What is the general solution of the differential equation #(y+x)dy+(x-y)dx=0#?

1 Answer
Oct 1, 2017

# arctan(y/x) + 1/2ln|1+y^2/x^2| = -ln|x| + C #

Explanation:

We have:

# (y+x)dy+(x-y)dx=0 #

If we rearrange this ODE from differential form into standard form we have:

# (y+x)dy = (y-x)dx #
# :. dy/dx = (y-x)/(y+x) #

We can simplify significantly by multiplying by #1//x#, giving:

# dy/dx = ( (y-x)/(y+x) )( (1/x)/(1/x) ) #
# \ \ \ \ \ \ = (y/x-1)/(y/x+1) # ..... [A]

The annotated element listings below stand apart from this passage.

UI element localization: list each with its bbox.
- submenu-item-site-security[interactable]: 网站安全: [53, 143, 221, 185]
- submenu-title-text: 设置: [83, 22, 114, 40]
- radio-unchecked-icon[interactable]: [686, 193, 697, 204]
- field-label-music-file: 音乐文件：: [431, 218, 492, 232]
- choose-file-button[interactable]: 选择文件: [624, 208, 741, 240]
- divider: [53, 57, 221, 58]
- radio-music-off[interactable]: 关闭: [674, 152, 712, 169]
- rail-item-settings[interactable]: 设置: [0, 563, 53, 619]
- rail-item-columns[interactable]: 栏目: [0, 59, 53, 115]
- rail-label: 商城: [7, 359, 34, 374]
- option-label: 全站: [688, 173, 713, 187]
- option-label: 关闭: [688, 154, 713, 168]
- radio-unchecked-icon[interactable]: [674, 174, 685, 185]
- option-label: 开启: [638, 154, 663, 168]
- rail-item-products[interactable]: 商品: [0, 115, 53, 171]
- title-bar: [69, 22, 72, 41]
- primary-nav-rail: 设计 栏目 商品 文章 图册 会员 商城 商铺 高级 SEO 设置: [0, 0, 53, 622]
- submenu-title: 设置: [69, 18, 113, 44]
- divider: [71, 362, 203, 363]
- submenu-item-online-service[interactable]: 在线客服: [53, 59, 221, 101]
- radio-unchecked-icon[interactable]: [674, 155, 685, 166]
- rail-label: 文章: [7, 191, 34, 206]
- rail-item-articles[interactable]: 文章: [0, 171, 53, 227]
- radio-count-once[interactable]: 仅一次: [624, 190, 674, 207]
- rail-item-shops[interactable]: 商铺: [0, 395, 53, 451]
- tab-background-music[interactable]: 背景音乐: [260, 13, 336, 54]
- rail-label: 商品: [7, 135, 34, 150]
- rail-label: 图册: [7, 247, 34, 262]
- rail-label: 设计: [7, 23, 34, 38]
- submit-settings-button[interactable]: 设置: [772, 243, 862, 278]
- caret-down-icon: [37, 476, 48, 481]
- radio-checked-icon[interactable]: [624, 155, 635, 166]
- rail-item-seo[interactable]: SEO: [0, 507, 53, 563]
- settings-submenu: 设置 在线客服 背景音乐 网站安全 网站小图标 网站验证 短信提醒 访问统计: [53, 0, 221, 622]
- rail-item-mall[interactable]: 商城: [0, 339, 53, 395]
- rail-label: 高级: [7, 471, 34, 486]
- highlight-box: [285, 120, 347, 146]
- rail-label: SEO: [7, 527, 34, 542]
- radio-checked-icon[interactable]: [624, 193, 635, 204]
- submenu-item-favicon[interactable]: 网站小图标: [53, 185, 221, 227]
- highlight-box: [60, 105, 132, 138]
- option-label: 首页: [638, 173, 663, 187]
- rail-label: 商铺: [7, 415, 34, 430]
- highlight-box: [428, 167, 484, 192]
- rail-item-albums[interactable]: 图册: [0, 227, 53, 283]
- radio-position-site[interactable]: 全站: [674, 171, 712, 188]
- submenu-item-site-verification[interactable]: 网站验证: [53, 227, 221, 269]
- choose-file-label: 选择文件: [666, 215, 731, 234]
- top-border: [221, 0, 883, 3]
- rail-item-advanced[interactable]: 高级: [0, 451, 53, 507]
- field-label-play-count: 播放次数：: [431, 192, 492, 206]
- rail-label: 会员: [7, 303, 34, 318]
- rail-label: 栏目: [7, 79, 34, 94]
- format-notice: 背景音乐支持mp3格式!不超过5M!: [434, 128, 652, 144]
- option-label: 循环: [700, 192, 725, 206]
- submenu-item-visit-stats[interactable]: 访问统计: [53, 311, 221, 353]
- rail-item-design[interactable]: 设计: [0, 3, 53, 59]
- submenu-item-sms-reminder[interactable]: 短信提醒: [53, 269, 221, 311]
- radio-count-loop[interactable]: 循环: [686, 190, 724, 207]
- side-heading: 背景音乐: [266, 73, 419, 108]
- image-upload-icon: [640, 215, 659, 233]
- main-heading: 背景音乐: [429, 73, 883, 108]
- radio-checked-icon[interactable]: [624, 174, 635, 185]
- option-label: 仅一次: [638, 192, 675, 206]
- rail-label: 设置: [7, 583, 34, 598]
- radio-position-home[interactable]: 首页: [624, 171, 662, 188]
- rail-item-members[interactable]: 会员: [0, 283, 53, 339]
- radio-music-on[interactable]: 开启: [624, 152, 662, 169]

Leading to a suggestive substitution of the form:

# y/x = u iff y = ux #

Differentiating #y=ux# wrt #x# and applying the product we have:

# dy/dx = (u)(d/dx x) + (d/dx u)(x) #
# \ \ \ \ \ \ = u + x (du)/dx #

Now if we substitute into Eq [A], we have:

# u + x (du)/dx = (u-1)/(u+1) #

# :. x (du)/dx = (u-1)/(u+1) - u#

# \ \ \ \ \ \ \ \ \ \ \ \ \ = (u-1)/(u+1) - (u(u+1))/(u+1)#

# \ \ \ \ \ \ \ \ \ \ \ \ \ = ((u-1) - u(u+1))/(u+1)#
# \ \ \ \ \ \ \ \ \ \ \ \ \ = (u-1 - u^2-u)/(u+1)#
# \ \ \ \ \ \ \ \ \ \ \ \ \ = -(1+u^2)/(u+1)#

This is now a separable ODE, do we can "separate the variables" to give:

# int \ (1+u)/(1+u^2) \ du= int -1/x \ dx #

# :. int \ 1/(1+u^2) + u/(1+u^2) \ du= int -1/x \ dx #

# :. int \ 1/(1+u^2) + 1/2 (2u)/(1+u^2) \ du= int -1/x \ dx #

Which we can now integrate to get:

# arctanu + 1/2ln|1+u^2| = -ln|x| + C #

Then if we restore the earlier substitution, we have:

# arctan(y/x) + 1/2ln|1+(y/x)^2| = -ln|x| + C #

# :. arctan(y/x) + 1/2ln|1+y^2/x^2| = -ln|x| + C #